Não demorou até que a Inês chegasse, o que me deixou aliviado. Era muito melhor ver um rosto conhecido nessa situação.

– Bom dia, Sebastião. Espero que esteja descansado, porque seu dia será movimentado – começou, enquanto destrancava a porta da frente.

Concordei com um murmúrio. Eu não tinha condições de explicar toda a minha situação, então a segui em silêncio até a sua sala. Ela abriu o seu armário e tirou uma mochila de lá.

– Aqui tem tudo o que você precisa – disse, entregando-me a mochila. – Vá tomar seu banho. Sua primeira aula é no auditório dois, às sete e meia.

Concordei novamente e corri para o banheiro. Dentro da mochila tinha uma toalha, sabonete, desodorante e roupas limpas. Tomei um banho rápido, com receio de me atrasar na minha primeira aula. Conclusão: fui o primeiro a entrar naquele auditório. Logo ele foi enchendo e enchendo e eu me sentindo cada vez mais alheio aquilo tudo.

– Esse lugar está vazio? – perguntou a Tina, com um sorriso acolhedor.

Após minha confirmação, ela se sentou ao meu lado e me senti bem em ter uma pessoa conhecida comigo. Mesmo que não tivéssemos trocado mais do que poucas palavras, ainda era melhor que ter um total desconhecido ao meu lado.

Ficamos conversando sobre amenidades até o professor entrar no auditório, calando a todos. Era um dos jurados que presenciaram meu fiasco. Ele nos cumprimentou e se apresentou de forma rápida. Então começou a falar sobre um monte de coisas que eu não fazia a menor ideia do que se tratava. Semitom, colcheia, mínima, clave e mais um monte de coisas que eu nem ao menos me lembrava de já ter ouvido na vida.

– Você está bem? – indagou a Tina, a notar minha express'ão de espanto.

– É claro – menti.

– Então por que você está com essa cara?

Suspirei fundo e então lhe contei tudo. Que eu era uma fraude e que eu nunca deveria ter inventado essa ideia. Que meu destino era continuar na rua, roubando comida, junto com meus amigos.

– Você mora na rua? – tornou, arregalada.

Concordei com a cabeça. Não era bem verdade, já que eu morava em uma casa, mas acho que não valia a pena explicar tudo. O professor chamou a atenção de alguns alunos que também estava conversando, o que acabou com a nossa conversa. Voltei a ficar em silêncio, devaneando sobre a tremenda besteira que eu fizera, quando a Tina me entregou um bilhete.

Me encontra perto dos banheiros no final da aula.

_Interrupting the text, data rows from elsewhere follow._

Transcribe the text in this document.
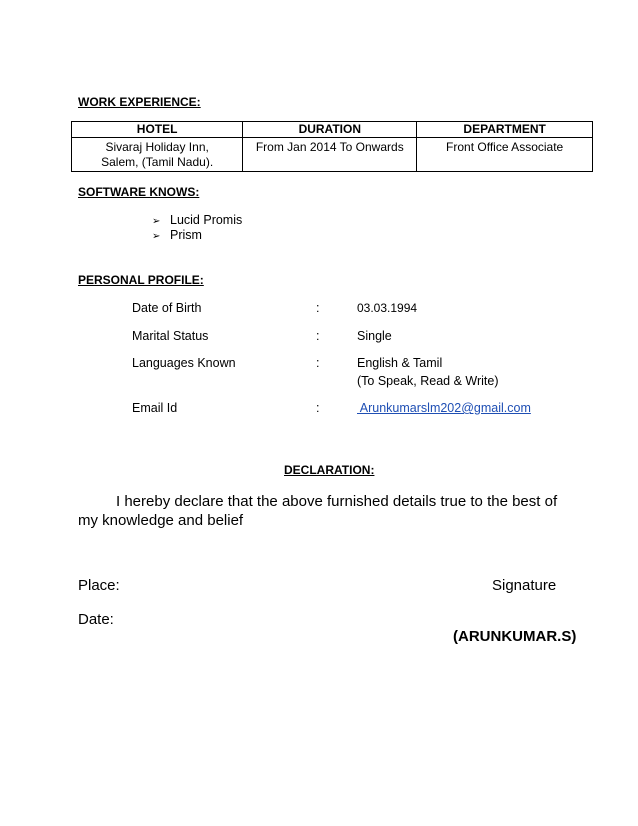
WORK EXPERIENCE:
HOTEL	DURATION	DEPARTMENT

Sivaraj Holiday Inn,
Salem, (Tamil Nadu).	From Jan 2014 To Onwards	Front Office Associate
SOFTWARE KNOWS:
➢ Lucid Promis
➢ Prism
PERSONAL PROFILE:
Date of Birth	:	03.03.1994
Marital Status	:	Single
Languages Known	:	English & Tamil
(To Speak, Read & Write)
Email Id	:	Arunkumarslm202@gmail.com
DECLARATION:
I hereby declare that the above furnished details true to the best of my knowledge and belief
Place:	Signature
Date:
(ARUNKUMAR.S)
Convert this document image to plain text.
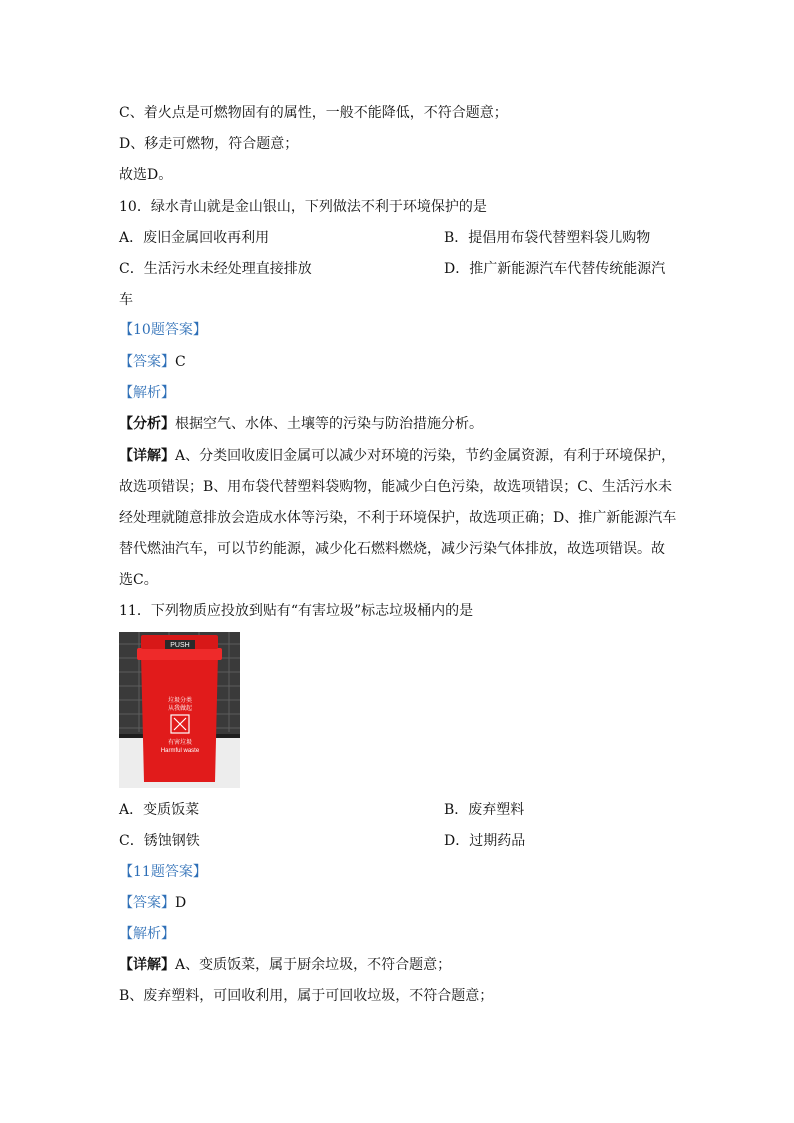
C、着火点是可燃物固有的属性，一般不能降低，不符合题意；
D、移走可燃物，符合题意；
故选D。
10．绿水青山就是金山银山，下列做法不利于环境保护的是
A．废旧金属回收再利用	B．提倡用布袋代替塑料袋儿购物
C．生活污水未经处理直接排放	D．推广新能源汽车代替传统能源汽
车
【10题答案】
【答案】C
【解析】
【分析】根据空气、水体、土壤等的污染与防治措施分析。
【详解】A、分类回收废旧金属可以减少对环境的污染，节约金属资源，有利于环境保护，
故选项错误；B、用布袋代替塑料袋购物，能减少白色污染，故选项错误；C、生活污水未
经处理就随意排放会造成水体等污染，不利于环境保护，故选项正确；D、推广新能源汽车
替代燃油汽车，可以节约能源，减少化石燃料燃烧，减少污染气体排放，故选项错误。故
选C。
11．下列物质应投放到贴有“有害垃圾”标志垃圾桶内的是
PUSH
垃圾分类
从我做起
有害垃圾
Harmful waste
A．变质饭菜	B．废弃塑料
C．锈蚀钢铁	D．过期药品
【11题答案】
【答案】D
【解析】
【详解】A、变质饭菜，属于厨余垃圾，不符合题意；
B、废弃塑料，可回收利用，属于可回收垃圾，不符合题意；
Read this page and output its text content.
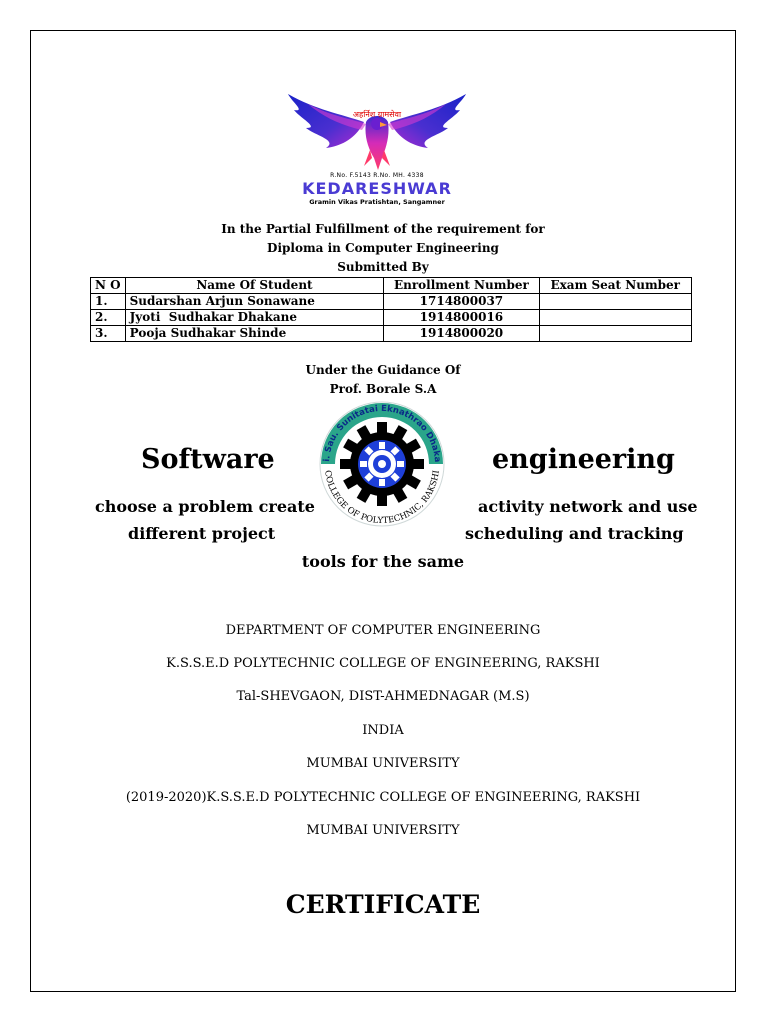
अहर्निश ग्रामसेवा
R.No. F.5143 R.No. MH. 4338
KEDARESHWAR
Gramin Vikas Pratishtan, Sangamner
In the Partial Fulfillment of the requirement for
Diploma in Computer Engineering
Submitted By
N O	Name Of Student	Enrollment Number	Exam Seat Number
1.	Sudarshan Arjun Sonawane	1714800037	
2.	Jyoti  Sudhakar Dhakane	1914800016	
3.	Pooja Sudhakar Shinde	1914800020	
Under the Guidance Of
Prof. Borale S.A
i. Sau. Sunitatai Eknathrao Dhaka
COLLEGE OF POLYTECHNIC, RAKSHI
Software	engineering
choose a problem create	activity network and use
different project	scheduling and tracking
tools for the same
DEPARTMENT OF COMPUTER ENGINEERING
K.S.S.E.D POLYTECHNIC COLLEGE OF ENGINEERING, RAKSHI
Tal-SHEVGAON, DIST-AHMEDNAGAR (M.S)
INDIA
MUMBAI UNIVERSITY
(2019-2020)K.S.S.E.D POLYTECHNIC COLLEGE OF ENGINEERING, RAKSHI
MUMBAI UNIVERSITY
CERTIFICATE
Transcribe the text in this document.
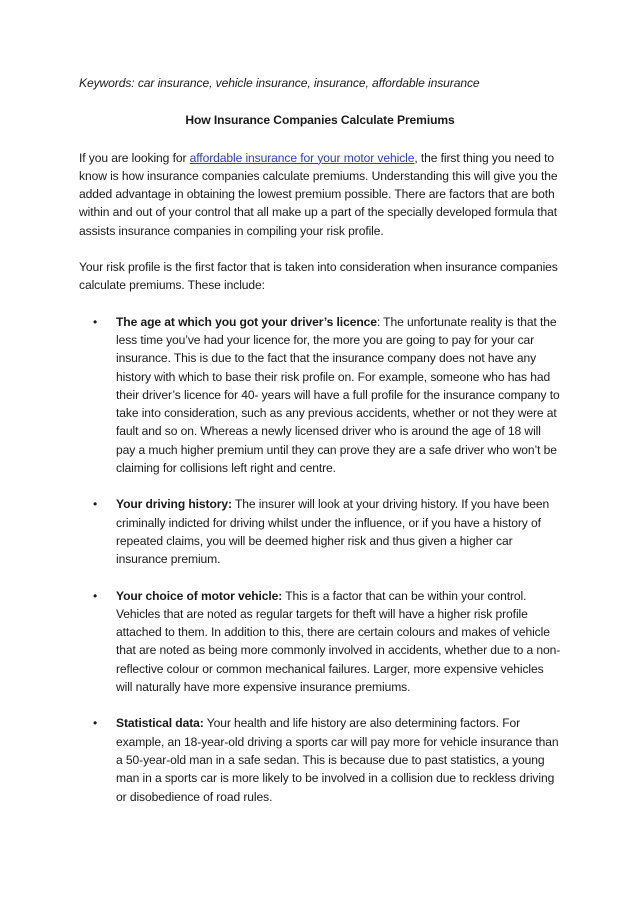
Keywords: car insurance, vehicle insurance, insurance, affordable insurance

How Insurance Companies Calculate Premiums

If you are looking for affordable insurance for your motor vehicle, the first thing you need to know is how insurance companies calculate premiums. Understanding this will give you the added advantage in obtaining the lowest premium possible. There are factors that are both within and out of your control that all make up a part of the specially developed formula that assists insurance companies in compiling your risk profile.

Your risk profile is the first factor that is taken into consideration when insurance companies calculate premiums. These include:

• The age at which you got your driver’s licence: The unfortunate reality is that the less time you’ve had your licence for, the more you are going to pay for your car insurance. This is due to the fact that the insurance company does not have any history with which to base their risk profile on. For example, someone who has had their driver’s licence for 40- years will have a full profile for the insurance company to take into consideration, such as any previous accidents, whether or not they were at fault and so on. Whereas a newly licensed driver who is around the age of 18 will pay a much higher premium until they can prove they are a safe driver who won’t be claiming for collisions left right and centre.
• Your driving history: The insurer will look at your driving history. If you have been criminally indicted for driving whilst under the influence, or if you have a history of repeated claims, you will be deemed higher risk and thus given a higher car insurance premium.
• Your choice of motor vehicle: This is a factor that can be within your control. Vehicles that are noted as regular targets for theft will have a higher risk profile attached to them. In addition to this, there are certain colours and makes of vehicle that are noted as being more commonly involved in accidents, whether due to a non-reflective colour or common mechanical failures. Larger, more expensive vehicles will naturally have more expensive insurance premiums.
• Statistical data: Your health and life history are also determining factors. For example, an 18-year-old driving a sports car will pay more for vehicle insurance than a 50-year-old man in a safe sedan. This is because due to past statistics, a young man in a sports car is more likely to be involved in a collision due to reckless driving or disobedience of road rules.
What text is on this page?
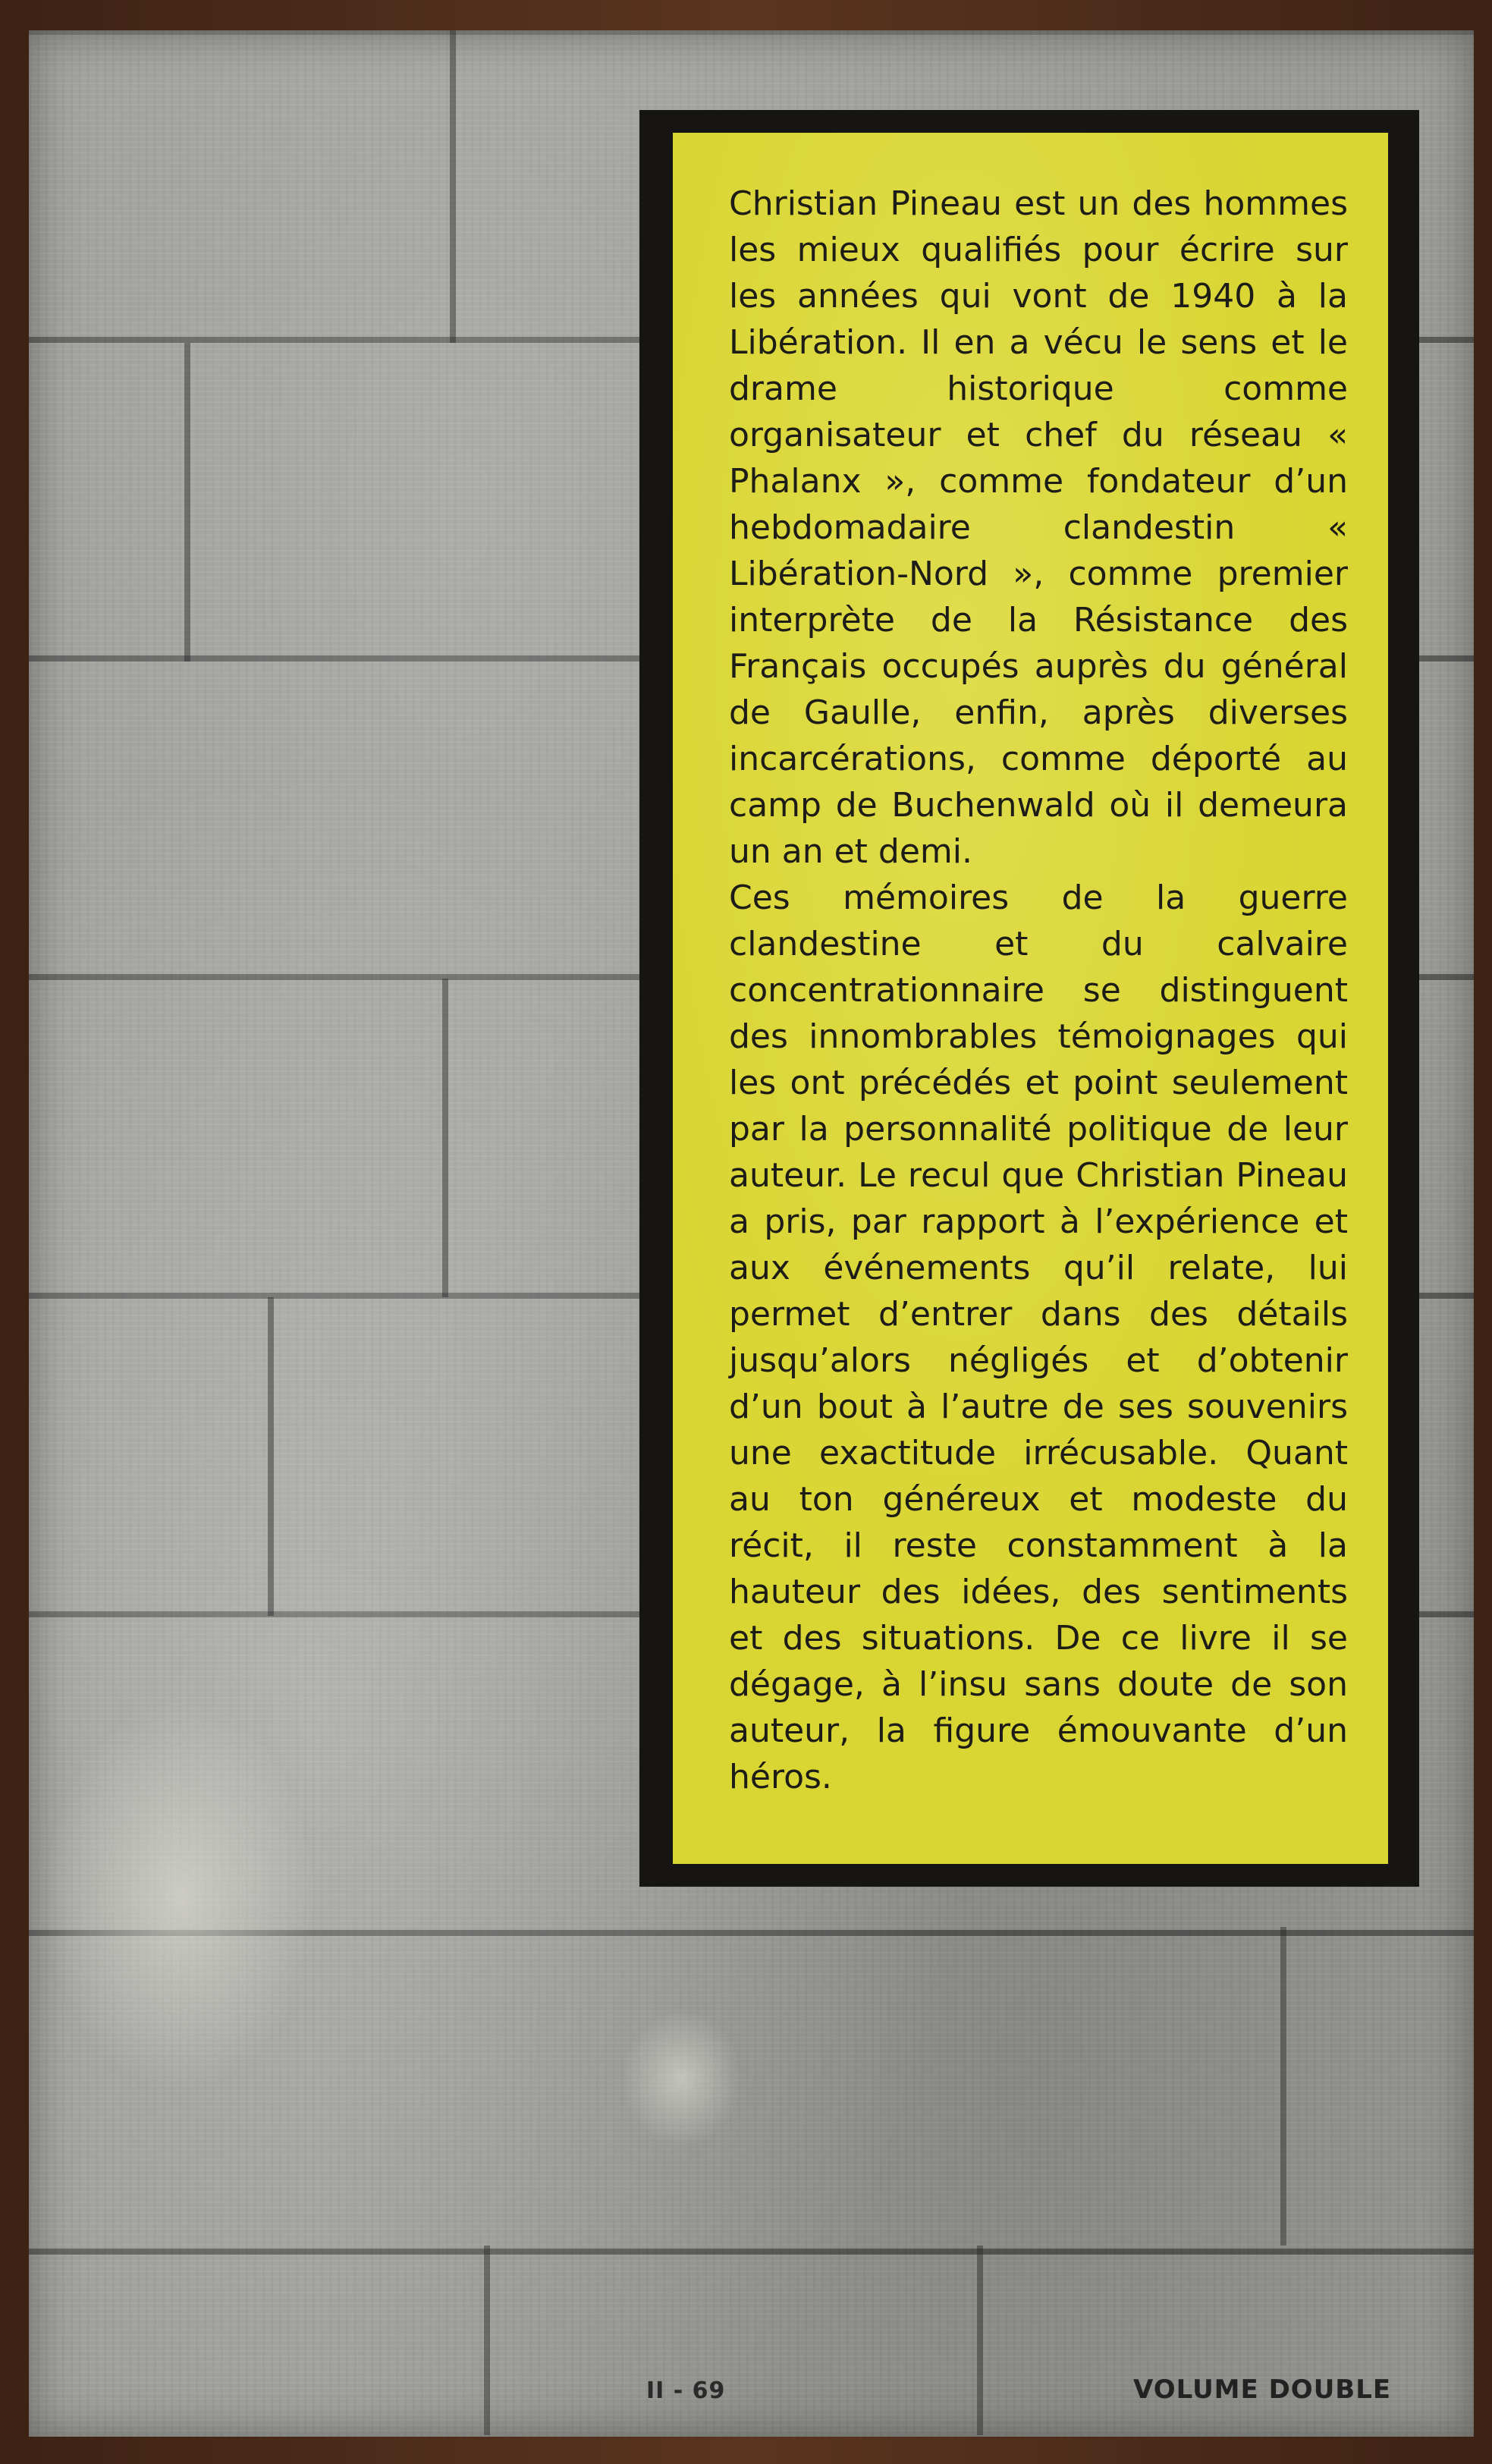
Christian Pineau est un des hommes les mieux qualifiés pour écrire sur les années qui vont de 1940 à la Libération. Il en a vécu le sens et le drame historique comme organisateur et chef du réseau « Phalanx », comme fondateur d’un hebdomadaire clandestin « Libération-Nord », comme premier interprète de la Résistance des Français occupés auprès du général de Gaulle, enfin, après diverses incarcérations, comme déporté au camp de Buchenwald où il demeura un an et demi.

Ces mémoires de la guerre clandestine et du calvaire concentrationnaire se distinguent des innombrables témoignages qui les ont précédés et point seulement par la personnalité politique de leur auteur. Le recul que Christian Pineau a pris, par rapport à l’expérience et aux événements qu’il relate, lui permet d’entrer dans des détails jusqu’alors négligés et d’obtenir d’un bout à l’autre de ses souvenirs une exactitude irrécusable. Quant au ton généreux et modeste du récit, il reste constamment à la hauteur des idées, des sentiments et des situations. De ce livre il se dégage, à l’insu sans doute de son auteur, la figure émouvante d’un héros.

II - 69	VOLUME DOUBLE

Dei de ombros e continuei fingindo prestar atenção na aula pela manhã inteira. Quando a aula acabou, só fui até o banheiro para me despedir da Tina, pois eu já tinha colocado na minha cabeça que eu não voltaria mais para esse lugar.

– Você realmente não sabe nada sobre teoria musical? – indagou-me, pasma.

– Eu já te disse que eu moro na rua e aprendi a tocar em um violão que eu achei no lixo – tornei, envergonhado. – O que você esperava?

Ela ficou me olhando por alguns instantes, como se estivesse pensando em uma solução. Logo anotou alguma coisa em uma folha de papel e me entregou.

– Esse é o meu endereço. Se meu padrasto desconfiar que eu estou deixando um garoto entrar em casa, eu estou ferrada, então só aparece depois das três, que é quando eu vou estar sozinha, entendeu?

– Entendi, mas... qual o motivo disso?

– Eu vou te ensinar toda a parte teórica.

– Mas por que você está fazendo isso? – insisti, cético.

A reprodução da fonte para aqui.